Coras Leben in den 1820ern und ihre Familiengeschichte hat Whitehead zu einem packenden Plot verzahnt, der weder rührselig verkitscht noch drastisch überzeichnet daherkommt. Verschiedene Handlungsstränge werden zu einem grandiosen Mosaik angeordnet. Ungeschminkt, nie paternalistisch, schildert Whitehead dies, obwohl er als Autor über eine Frau schreibt.
Gerade die Schilderungen des Dreiecks der doppelt prekären Beziehungen schwarzer Frauen zu schwarzen und weißen Männern sind eine Stärke von „Underground Railroad“. Man kann sich seinem erzählerischen Sog nicht entziehen, sobald man mit der Lektüre begonnen hat.
Die Buchstaben und die Sterne lesen
Nikolaus Stingl hat in seiner Übersetzung dankenswerter Weise auf allzu karnevalistische Eindeutschungen von Slang verzichtet, je sachlicher der Ton, desto mehr nimmt die Sprache den Fluss des Geschehens auf und zieht die LeserInnen in den Bann.
Noch etwas ganz Grundsätzliches schwingt zwischen den Zeilen mit. Wir wüssten heute wenig über die Lebensumstände von verschleppten Schwarzen, gäbe es keine slave narratives, Berichte ehemaliger Sklaven wie Frederick Douglass und Harriet Jacobs, die das Lesen und Schreiben im 19. Jahrhundert beigebracht bekamen oder sich selbst beibrachten. Jene triumphalen Zeugnisse der Selbstwerdung markieren ja überhaupt den libertären, aus der Misere geborenen Aufbruch der afroamerikanischen Literatur.
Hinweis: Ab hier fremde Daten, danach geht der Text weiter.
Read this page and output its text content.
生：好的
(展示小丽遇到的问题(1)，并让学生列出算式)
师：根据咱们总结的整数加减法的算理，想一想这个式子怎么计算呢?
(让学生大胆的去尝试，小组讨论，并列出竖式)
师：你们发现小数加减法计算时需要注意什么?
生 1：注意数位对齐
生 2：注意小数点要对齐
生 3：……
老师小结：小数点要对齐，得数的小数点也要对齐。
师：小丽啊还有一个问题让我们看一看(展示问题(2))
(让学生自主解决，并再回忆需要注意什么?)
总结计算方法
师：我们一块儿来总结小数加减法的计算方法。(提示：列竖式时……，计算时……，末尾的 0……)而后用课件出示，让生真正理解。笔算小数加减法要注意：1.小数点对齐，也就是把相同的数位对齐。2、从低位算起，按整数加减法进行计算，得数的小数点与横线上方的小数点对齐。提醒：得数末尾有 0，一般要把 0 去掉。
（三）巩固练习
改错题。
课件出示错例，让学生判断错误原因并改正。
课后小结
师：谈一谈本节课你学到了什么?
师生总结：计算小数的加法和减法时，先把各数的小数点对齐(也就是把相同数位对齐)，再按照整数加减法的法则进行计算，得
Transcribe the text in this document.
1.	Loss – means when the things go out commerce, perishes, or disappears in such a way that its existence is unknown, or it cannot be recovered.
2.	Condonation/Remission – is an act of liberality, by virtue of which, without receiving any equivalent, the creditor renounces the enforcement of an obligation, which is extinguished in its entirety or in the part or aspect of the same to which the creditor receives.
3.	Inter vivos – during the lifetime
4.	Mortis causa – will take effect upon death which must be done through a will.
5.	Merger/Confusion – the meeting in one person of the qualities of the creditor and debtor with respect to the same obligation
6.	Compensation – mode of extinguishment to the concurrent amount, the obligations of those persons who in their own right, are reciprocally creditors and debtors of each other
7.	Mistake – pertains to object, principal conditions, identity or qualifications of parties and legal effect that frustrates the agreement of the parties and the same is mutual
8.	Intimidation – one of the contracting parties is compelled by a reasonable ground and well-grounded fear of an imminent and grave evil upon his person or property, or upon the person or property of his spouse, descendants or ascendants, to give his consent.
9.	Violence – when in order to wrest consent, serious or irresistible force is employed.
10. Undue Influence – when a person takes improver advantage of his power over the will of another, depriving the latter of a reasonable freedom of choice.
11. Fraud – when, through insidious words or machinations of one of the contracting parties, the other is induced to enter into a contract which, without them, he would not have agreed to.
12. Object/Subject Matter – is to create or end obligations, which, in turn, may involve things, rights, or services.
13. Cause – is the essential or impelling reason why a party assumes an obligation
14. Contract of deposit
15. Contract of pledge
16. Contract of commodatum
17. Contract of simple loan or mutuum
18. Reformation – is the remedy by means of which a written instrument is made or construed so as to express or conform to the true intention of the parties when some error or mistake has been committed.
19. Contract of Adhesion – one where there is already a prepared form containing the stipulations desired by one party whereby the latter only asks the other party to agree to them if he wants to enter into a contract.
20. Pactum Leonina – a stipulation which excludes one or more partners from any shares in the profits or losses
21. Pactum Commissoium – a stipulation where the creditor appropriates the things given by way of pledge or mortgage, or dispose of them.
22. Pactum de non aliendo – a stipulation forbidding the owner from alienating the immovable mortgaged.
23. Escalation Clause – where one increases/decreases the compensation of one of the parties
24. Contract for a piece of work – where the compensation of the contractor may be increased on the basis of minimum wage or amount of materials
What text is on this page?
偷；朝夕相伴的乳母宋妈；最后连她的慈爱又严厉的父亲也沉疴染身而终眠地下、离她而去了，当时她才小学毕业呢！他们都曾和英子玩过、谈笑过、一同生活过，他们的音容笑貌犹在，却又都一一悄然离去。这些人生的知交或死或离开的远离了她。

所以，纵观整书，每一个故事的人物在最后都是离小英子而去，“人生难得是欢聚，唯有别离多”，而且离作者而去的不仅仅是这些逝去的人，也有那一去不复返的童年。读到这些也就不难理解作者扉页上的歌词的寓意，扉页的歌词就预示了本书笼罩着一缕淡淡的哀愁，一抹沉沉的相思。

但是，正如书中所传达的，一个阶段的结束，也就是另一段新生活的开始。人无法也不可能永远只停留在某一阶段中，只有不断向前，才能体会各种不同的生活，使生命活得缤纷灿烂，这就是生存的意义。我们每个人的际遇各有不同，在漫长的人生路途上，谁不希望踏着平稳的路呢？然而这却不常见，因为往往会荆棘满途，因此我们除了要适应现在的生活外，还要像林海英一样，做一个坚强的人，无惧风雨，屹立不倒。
Auf ihrer Flucht bemerkt Cora an einer Stelle, wie ihr Vertrauter Caesar „Sterne ebenso lesen konnte wie Buchstaben“. Der Historiker Bruce Dorsey hat in seiner Studie „Gender and Race in the Antebellum Popular Culture“ darauf hingewiesen, dass slave narratives immer „zugleich wirklich und imaginär“ seien.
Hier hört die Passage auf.